John P. Elkin was an attorney and political figure who served in the Pennsylvania House of Representatives (1885-1887), as Attorney General of Pennsylvania (1899-1903), and as an Associate Justice of the Pennsylvania Supreme Court (1905-1915). He and members of his family are at rest the in the recently-restored Elkin Mausoleum. This classical structure suggests the family’s prominence within the Indiana Community and is a signature memorial in the Oakland Cemetery..
John Elkin was the son of Francis and Elizabeth Pratt Elkin. The family moved to the farming village of Smicksburg in 1869, where Elkin received a rudimentary education. In 1873, the family moved to Wellsville, Ohio, where his father opened a tin-plate factory, where Elkin worked while in his early teens. In 1875, the factory failed, and the family moved back to Smicksburg. Elkin taught school there.

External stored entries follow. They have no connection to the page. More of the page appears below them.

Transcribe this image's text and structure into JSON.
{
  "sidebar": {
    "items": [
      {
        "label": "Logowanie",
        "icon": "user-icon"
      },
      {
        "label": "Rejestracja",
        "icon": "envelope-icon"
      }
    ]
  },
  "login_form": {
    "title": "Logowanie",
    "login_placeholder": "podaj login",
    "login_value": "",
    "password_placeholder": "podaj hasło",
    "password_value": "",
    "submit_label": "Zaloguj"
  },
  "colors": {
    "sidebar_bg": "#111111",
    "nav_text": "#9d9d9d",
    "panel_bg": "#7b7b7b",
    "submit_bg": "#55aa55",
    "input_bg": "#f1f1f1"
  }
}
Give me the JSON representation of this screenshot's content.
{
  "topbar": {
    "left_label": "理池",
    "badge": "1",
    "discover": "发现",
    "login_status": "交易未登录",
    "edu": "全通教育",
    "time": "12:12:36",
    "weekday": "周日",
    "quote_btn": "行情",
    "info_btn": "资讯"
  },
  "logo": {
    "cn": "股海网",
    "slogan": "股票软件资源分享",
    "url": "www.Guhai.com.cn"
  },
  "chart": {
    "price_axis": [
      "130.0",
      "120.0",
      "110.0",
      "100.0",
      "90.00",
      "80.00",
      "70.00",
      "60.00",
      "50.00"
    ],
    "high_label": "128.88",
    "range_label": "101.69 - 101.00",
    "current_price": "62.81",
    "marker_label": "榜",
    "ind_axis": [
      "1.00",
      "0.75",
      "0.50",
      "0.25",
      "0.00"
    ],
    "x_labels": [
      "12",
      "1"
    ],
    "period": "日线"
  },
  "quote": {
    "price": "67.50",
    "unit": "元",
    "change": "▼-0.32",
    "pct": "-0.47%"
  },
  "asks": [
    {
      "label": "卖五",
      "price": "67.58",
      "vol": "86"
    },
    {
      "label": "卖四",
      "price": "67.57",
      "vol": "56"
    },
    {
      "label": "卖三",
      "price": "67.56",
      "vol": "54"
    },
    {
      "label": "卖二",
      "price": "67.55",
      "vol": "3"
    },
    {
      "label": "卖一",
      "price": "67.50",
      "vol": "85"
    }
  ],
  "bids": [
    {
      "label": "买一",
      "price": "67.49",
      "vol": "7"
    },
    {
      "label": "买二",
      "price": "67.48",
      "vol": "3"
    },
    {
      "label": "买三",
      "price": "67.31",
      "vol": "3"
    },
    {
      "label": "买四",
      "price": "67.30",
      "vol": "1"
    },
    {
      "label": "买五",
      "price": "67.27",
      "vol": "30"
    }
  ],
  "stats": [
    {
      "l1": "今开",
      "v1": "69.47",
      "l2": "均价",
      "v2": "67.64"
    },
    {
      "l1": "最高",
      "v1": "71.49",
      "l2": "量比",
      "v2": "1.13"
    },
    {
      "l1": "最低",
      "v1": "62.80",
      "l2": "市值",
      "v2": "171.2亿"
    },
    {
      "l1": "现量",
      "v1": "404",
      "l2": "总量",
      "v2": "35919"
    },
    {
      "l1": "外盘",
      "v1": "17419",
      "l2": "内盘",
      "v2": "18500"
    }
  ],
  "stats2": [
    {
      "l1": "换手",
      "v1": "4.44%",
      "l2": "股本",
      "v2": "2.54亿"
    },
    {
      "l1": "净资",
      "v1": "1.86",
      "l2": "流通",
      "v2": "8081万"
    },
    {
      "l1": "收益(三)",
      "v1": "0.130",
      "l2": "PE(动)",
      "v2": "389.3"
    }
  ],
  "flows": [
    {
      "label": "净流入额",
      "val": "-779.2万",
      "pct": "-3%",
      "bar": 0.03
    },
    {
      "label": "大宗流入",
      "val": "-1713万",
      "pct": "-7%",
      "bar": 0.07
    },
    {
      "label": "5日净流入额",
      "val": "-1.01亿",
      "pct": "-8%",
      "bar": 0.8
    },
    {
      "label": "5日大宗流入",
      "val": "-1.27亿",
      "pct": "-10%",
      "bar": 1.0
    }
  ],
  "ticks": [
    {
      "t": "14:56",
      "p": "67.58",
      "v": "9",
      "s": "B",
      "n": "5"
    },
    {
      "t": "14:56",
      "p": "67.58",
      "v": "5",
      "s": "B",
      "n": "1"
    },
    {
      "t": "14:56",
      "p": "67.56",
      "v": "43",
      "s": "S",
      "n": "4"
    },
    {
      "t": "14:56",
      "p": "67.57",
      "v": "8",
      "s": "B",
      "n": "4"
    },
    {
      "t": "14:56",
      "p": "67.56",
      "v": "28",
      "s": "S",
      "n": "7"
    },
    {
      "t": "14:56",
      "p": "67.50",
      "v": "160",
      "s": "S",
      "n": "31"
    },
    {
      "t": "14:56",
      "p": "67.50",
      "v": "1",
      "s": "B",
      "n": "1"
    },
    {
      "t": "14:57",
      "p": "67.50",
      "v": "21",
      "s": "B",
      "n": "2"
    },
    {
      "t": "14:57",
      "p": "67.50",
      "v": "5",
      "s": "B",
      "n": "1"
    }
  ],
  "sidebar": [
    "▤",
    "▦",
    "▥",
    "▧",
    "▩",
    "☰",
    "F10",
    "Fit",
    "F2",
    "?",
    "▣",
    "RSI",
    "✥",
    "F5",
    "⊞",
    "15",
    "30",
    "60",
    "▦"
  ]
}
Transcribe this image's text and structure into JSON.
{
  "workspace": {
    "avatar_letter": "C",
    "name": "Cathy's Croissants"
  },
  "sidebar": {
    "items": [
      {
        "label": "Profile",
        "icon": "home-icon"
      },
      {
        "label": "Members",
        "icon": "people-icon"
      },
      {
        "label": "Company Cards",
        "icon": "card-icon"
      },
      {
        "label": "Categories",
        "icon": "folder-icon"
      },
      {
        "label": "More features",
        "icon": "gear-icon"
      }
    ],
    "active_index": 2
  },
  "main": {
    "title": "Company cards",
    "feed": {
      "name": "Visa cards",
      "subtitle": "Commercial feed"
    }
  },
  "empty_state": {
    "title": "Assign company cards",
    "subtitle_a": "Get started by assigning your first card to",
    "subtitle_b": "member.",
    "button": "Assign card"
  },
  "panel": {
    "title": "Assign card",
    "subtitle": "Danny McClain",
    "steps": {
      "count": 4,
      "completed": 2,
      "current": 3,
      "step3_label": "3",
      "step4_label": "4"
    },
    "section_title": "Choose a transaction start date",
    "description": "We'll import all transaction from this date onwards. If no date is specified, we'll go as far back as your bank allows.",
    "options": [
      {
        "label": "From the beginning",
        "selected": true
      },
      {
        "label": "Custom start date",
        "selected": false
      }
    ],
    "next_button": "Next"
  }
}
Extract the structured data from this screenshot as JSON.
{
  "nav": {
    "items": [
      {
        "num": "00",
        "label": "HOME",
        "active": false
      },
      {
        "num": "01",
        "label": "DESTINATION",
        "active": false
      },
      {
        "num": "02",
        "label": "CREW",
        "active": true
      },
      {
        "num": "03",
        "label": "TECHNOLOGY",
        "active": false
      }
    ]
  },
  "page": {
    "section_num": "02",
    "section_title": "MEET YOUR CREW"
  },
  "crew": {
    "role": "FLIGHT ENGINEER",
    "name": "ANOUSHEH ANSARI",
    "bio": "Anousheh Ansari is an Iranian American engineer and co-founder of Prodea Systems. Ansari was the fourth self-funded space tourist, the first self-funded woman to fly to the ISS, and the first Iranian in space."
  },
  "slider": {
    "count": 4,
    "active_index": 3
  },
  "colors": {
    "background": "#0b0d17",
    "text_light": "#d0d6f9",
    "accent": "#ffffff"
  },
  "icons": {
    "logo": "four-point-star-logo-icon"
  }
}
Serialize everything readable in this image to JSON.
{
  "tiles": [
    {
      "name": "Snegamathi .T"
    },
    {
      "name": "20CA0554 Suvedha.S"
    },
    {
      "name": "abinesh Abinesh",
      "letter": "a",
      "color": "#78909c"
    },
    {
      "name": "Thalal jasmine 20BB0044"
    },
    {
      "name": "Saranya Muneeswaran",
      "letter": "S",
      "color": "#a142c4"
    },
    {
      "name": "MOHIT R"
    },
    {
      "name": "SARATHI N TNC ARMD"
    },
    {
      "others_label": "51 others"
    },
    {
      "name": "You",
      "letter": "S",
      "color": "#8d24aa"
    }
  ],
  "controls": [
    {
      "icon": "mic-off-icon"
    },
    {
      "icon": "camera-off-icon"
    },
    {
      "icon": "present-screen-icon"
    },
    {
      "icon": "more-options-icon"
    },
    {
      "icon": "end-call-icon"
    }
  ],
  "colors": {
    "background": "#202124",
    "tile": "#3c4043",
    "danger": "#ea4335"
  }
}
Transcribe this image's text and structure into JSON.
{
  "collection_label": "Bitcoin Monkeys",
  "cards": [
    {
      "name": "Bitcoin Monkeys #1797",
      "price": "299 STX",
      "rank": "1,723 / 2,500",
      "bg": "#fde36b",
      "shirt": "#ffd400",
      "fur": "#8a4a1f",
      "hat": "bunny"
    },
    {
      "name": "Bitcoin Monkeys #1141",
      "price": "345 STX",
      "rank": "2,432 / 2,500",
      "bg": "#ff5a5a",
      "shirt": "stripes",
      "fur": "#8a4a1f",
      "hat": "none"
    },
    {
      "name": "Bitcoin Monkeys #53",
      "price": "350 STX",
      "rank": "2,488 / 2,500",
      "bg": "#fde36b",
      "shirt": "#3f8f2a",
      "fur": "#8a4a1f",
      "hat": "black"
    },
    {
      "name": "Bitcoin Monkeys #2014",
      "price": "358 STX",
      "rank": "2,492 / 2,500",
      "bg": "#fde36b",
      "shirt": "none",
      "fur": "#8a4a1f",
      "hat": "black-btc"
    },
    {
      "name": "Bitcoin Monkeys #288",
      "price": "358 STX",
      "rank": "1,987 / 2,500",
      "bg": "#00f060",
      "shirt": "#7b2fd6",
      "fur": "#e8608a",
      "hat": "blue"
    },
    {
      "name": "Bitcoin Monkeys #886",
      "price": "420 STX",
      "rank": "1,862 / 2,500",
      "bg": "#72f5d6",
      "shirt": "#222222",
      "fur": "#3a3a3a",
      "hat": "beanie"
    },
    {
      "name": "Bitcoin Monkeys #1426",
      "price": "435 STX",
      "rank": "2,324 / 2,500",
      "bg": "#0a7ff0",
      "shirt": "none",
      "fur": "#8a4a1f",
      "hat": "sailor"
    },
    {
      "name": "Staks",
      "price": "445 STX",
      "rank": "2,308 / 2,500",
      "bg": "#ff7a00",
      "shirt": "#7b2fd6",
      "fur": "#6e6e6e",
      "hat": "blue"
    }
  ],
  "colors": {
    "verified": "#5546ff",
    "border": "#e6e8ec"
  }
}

In 1881, Elkin studied law at the University of Michigan, graduating in 1884. He married Adda Prothero that summer and was elected to the State House that fall. Elkin was admitted to the Bar of Indiana County in 1885 and served two terms in the state House, 1885–86 and 1887–88. He was appointed Deputy Attorney General in 1895, a position he resigned from–under pressure–in 1897. He was also 1896 chairman of the state Republican committee, and had backed Senator Quay, the party’s “kingmaker,” for President. Elkin was appointed Attorney General in 1899.
In 1902, John Elkin tried to run for governor and expected to win the Republican nomination on the first ballot; but political boss Matthew Quay backed Judge Pennypacker and successfully bribed key Elkin supporters at the nominating convention. In 1904, a vacancy arose on the state’s Supreme Court. Governor Pennypacker was nominated by his party to run in the special election to fill the vacancy, but he declined. Elkin was then nominated and elected. Elkin served on the bench until his death on October 3, 1915. Justice Elkin died in a Philadelphia hospital. His funeral was conducted at Breezedale, the family home—now the Alumni center of IUP. The Elkin Mausoleum is available for tours with advance notice.